Dettinger had already flirted with ambient on the Cocteaus-sampling track on Blond; with Intershop (named after a state-run chain store in the former East Germany), he moved more decisively into an interzone between the dancefloor and cloud nine. (“We always loved ambient,” recalled Mayer of his reaction to the Intershop demo. “KLF’s Chill Out was a record where everyone inside Kompakt could sing every note. To include ambient into the world of Kompakt was just a logical step for us.”) The first track—untitled, like every single cut in Dettinger’s catalog—lays out the palette that set the album apart from its peers.
His synthesizers have a blurry, liquid quality. The sub-bass is too low to register as anything other than a vague pressure welling up underneath. Sampled drum-machine hits flit backward and forward like windshield wipers. The gliding groove gives the impression of rolling ceaselessly ahead in slow motion; the tempo is an unhurried 100 beats per minute, though dub delay on the fogged-out snares and hi-hats adds a quickening sense of movement that keeps the groove from plodding. Where techno usually stomps, this aqueous opening salvo undulates.
Across six more tracks, Intershop builds on that humble set of ideas in evocative and vividly tactile ways. Track two wreathes its chords in a halo of distortion that glows like hammered copper. Track three, a loping fusion of hip-hop and industrial dub, is shot through with what might be the rattle of a film projector, gravelly and unyielding. On track four, reversed drum hits and elliptical delay patterns combine to create a groove that seems to pull apart at the seams—a lumbering, intransigent cadence that goes to the heart of Dettinger’s unusual sense of rhythm.

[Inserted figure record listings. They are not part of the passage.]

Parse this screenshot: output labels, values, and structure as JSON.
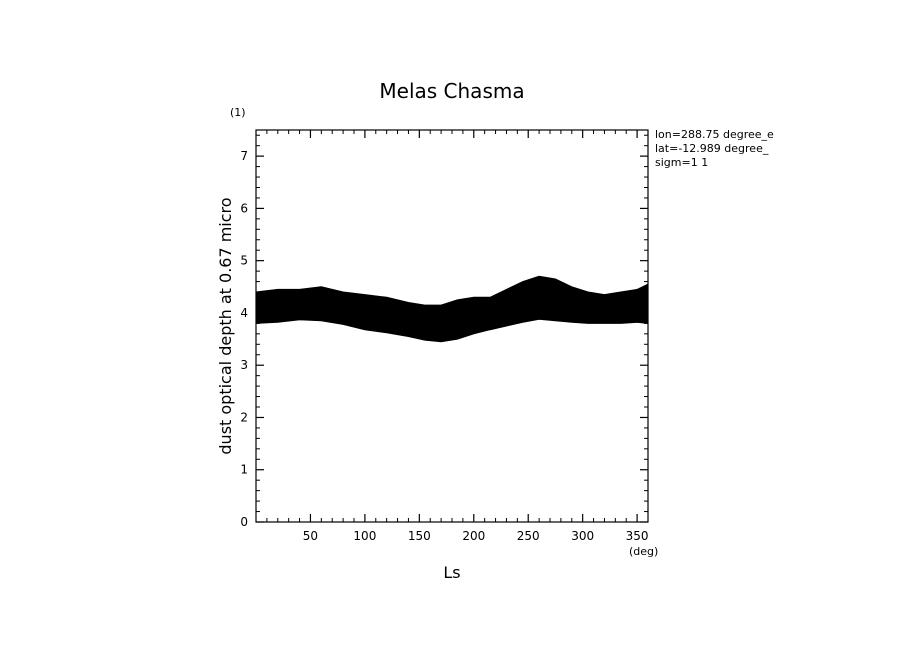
{
  "chart_data": {
    "type": "area",
    "title": "Melas Chasma",
    "panel_label": "(1)",
    "xlabel": "Ls",
    "xunit": "(deg)",
    "ylabel": "dust optical depth at 0.67 micro",
    "xlim": [
      0,
      360
    ],
    "ylim": [
      0,
      7.5
    ],
    "xticks": [
      50,
      100,
      150,
      200,
      250,
      300,
      350
    ],
    "yticks": [
      0,
      1,
      2,
      3,
      4,
      5,
      6,
      7
    ],
    "info_lines": [
      "lon=288.75 degree_e",
      "lat=-12.989 degree_",
      "sigm=1 1"
    ],
    "band_color": "#000000",
    "series": [
      {
        "x": [
          0,
          20,
          40,
          60,
          80,
          100,
          120,
          140,
          155,
          170,
          185,
          200,
          215,
          230,
          245,
          260,
          275,
          290,
          305,
          320,
          335,
          350,
          360
        ],
        "upper": [
          4.4,
          4.45,
          4.45,
          4.5,
          4.4,
          4.35,
          4.3,
          4.2,
          4.15,
          4.15,
          4.25,
          4.3,
          4.3,
          4.45,
          4.6,
          4.7,
          4.65,
          4.5,
          4.4,
          4.35,
          4.4,
          4.45,
          4.55
        ],
        "lower": [
          3.8,
          3.82,
          3.87,
          3.85,
          3.78,
          3.68,
          3.62,
          3.55,
          3.48,
          3.45,
          3.5,
          3.6,
          3.68,
          3.75,
          3.82,
          3.88,
          3.85,
          3.82,
          3.8,
          3.8,
          3.8,
          3.82,
          3.8
        ]
      }
    ]
  }
}
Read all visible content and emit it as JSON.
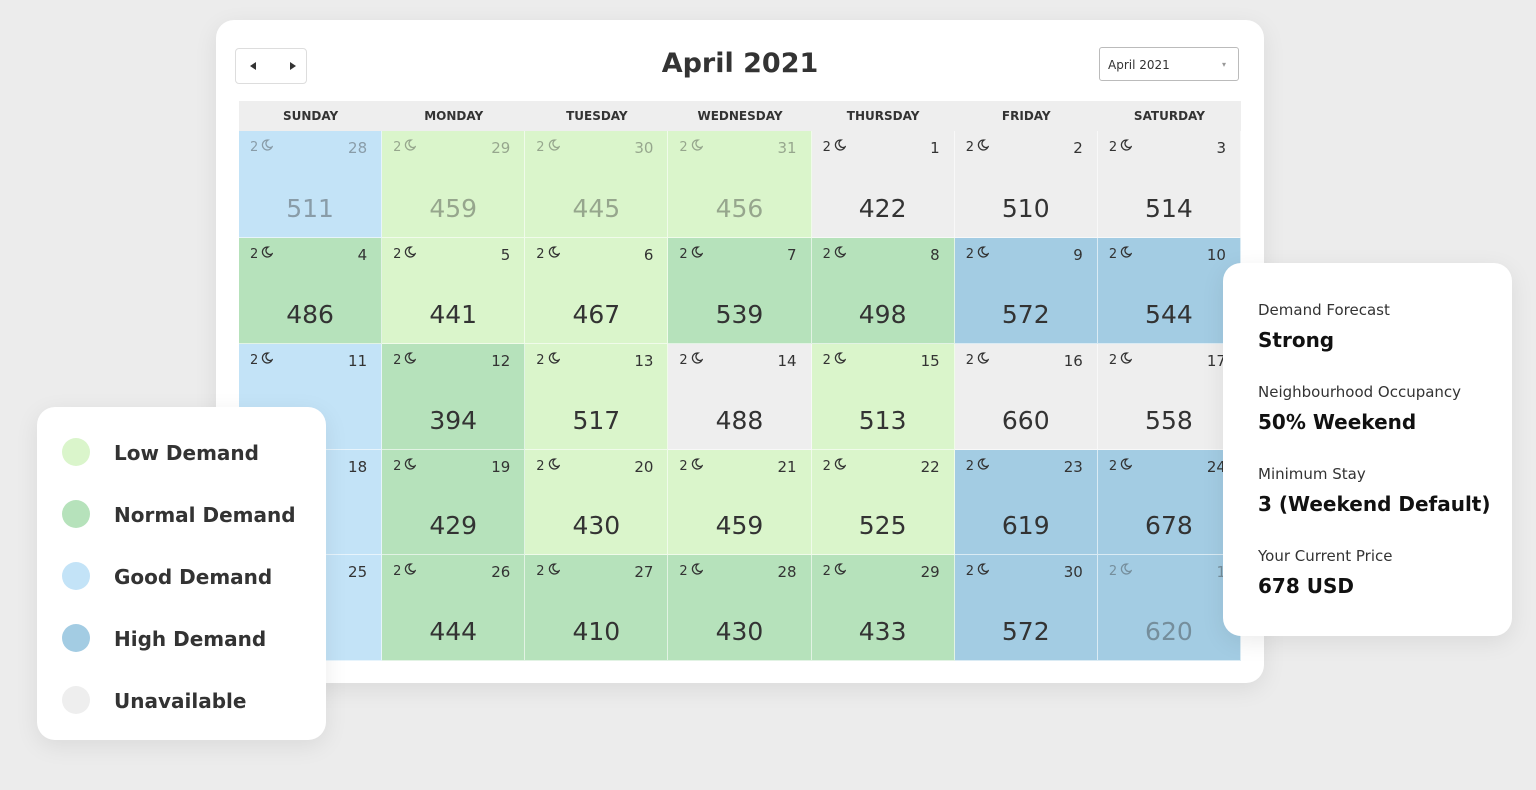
{
  "header": {
    "title": "April 2021",
    "dropdown": "April 2021"
  },
  "weekdays": [
    "SUNDAY",
    "MONDAY",
    "TUESDAY",
    "WEDNESDAY",
    "THURSDAY",
    "FRIDAY",
    "SATURDAY"
  ],
  "calendar": {
    "rows": [
      [
        {
          "nights": 2,
          "day": 28,
          "price": 511,
          "color": "#c3e3f7",
          "muted": true
        },
        {
          "nights": 2,
          "day": 29,
          "price": 459,
          "color": "#daf5cb",
          "muted": true
        },
        {
          "nights": 2,
          "day": 30,
          "price": 445,
          "color": "#daf5cb",
          "muted": true
        },
        {
          "nights": 2,
          "day": 31,
          "price": 456,
          "color": "#daf5cb",
          "muted": true
        },
        {
          "nights": 2,
          "day": 1,
          "price": 422,
          "color": "#eeeeee"
        },
        {
          "nights": 2,
          "day": 2,
          "price": 510,
          "color": "#eeeeee"
        },
        {
          "nights": 2,
          "day": 3,
          "price": 514,
          "color": "#eeeeee"
        }
      ],
      [
        {
          "nights": 2,
          "day": 4,
          "price": 486,
          "color": "#b6e2bb"
        },
        {
          "nights": 2,
          "day": 5,
          "price": 441,
          "color": "#daf5cb"
        },
        {
          "nights": 2,
          "day": 6,
          "price": 467,
          "color": "#daf5cb"
        },
        {
          "nights": 2,
          "day": 7,
          "price": 539,
          "color": "#b6e2bb"
        },
        {
          "nights": 2,
          "day": 8,
          "price": 498,
          "color": "#b6e2bb"
        },
        {
          "nights": 2,
          "day": 9,
          "price": 572,
          "color": "#a3cce3"
        },
        {
          "nights": 2,
          "day": 10,
          "price": 544,
          "color": "#a3cce3"
        }
      ],
      [
        {
          "nights": 2,
          "day": 11,
          "color": "#c3e3f7"
        },
        {
          "nights": 2,
          "day": 12,
          "price": 394,
          "color": "#b6e2bb"
        },
        {
          "nights": 2,
          "day": 13,
          "price": 517,
          "color": "#daf5cb"
        },
        {
          "nights": 2,
          "day": 14,
          "price": 488,
          "color": "#eeeeee"
        },
        {
          "nights": 2,
          "day": 15,
          "price": 513,
          "color": "#daf5cb"
        },
        {
          "nights": 2,
          "day": 16,
          "price": 660,
          "color": "#eeeeee"
        },
        {
          "nights": 2,
          "day": 17,
          "price": 558,
          "color": "#eeeeee"
        }
      ],
      [
        {
          "day": 18,
          "color": "#c3e3f7"
        },
        {
          "nights": 2,
          "day": 19,
          "price": 429,
          "color": "#b6e2bb"
        },
        {
          "nights": 2,
          "day": 20,
          "price": 430,
          "color": "#daf5cb"
        },
        {
          "nights": 2,
          "day": 21,
          "price": 459,
          "color": "#daf5cb"
        },
        {
          "nights": 2,
          "day": 22,
          "price": 525,
          "color": "#daf5cb"
        },
        {
          "nights": 2,
          "day": 23,
          "price": 619,
          "color": "#a3cce3"
        },
        {
          "nights": 2,
          "day": 24,
          "price": 678,
          "color": "#a3cce3"
        }
      ],
      [
        {
          "day": 25,
          "color": "#c3e3f7"
        },
        {
          "nights": 2,
          "day": 26,
          "price": 444,
          "color": "#b6e2bb"
        },
        {
          "nights": 2,
          "day": 27,
          "price": 410,
          "color": "#b6e2bb"
        },
        {
          "nights": 2,
          "day": 28,
          "price": 430,
          "color": "#b6e2bb"
        },
        {
          "nights": 2,
          "day": 29,
          "price": 433,
          "color": "#b6e2bb"
        },
        {
          "nights": 2,
          "day": 30,
          "price": 572,
          "color": "#a3cce3"
        },
        {
          "nights": 2,
          "day": 1,
          "price": 620,
          "color": "#a3cce3",
          "muted": true
        }
      ]
    ]
  },
  "legend": {
    "items": [
      {
        "label": "Low Demand",
        "color": "#daf5cb"
      },
      {
        "label": "Normal Demand",
        "color": "#b6e2bb"
      },
      {
        "label": "Good Demand",
        "color": "#c3e3f7"
      },
      {
        "label": "High Demand",
        "color": "#a3cce3"
      },
      {
        "label": "Unavailable",
        "color": "#eeeeee"
      }
    ]
  },
  "info": {
    "items": [
      {
        "label": "Demand Forecast",
        "value": "Strong"
      },
      {
        "label": "Neighbourhood Occupancy",
        "value": "50% Weekend"
      },
      {
        "label": "Minimum Stay",
        "value": "3 (Weekend Default)"
      },
      {
        "label": "Your Current Price",
        "value": "678 USD"
      }
    ]
  }
}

If his mysterious sound design—lo-fi, suggestive, always seeming to hide secrets beneath its mottled surface—ropes you in, the music’s emotional pull keeps you there. That’s particularly true of Intershop’s final two tracks. The penultimate cut is a loping dub sketch whose luminous melody flickers like a wraith in the woods; in the closing track, a handful of piano notes run through a delay chain that slips increasingly out of phase, swirling like water going down the drain. It is one of the simplest songs I’ve ever heard; on some days, I’m pretty sure it’s also the saddest.
Six months after Intershop, Dettinger returned to the dancefloor with the bruising, bewilderingly left-footed Totentanz 12″, which lumbers like an elephant through a field of icicles. Then, with August 2000’s Oasis, he delivered his magnum opus. For many years, I’d considered Intershop to be his masterpiece, but with time, Oasis has come to rival its predecessor. The general approach is much the same as the first time out: The tempos are slow, the sounds dusty, the spaces between them yawning and empty. You can practically see the tumbleweeds bouncing through the music. But Oasis benefits from a more varied palette than Dettinger’s debut, and its crumbling sense of structure feels even stranger.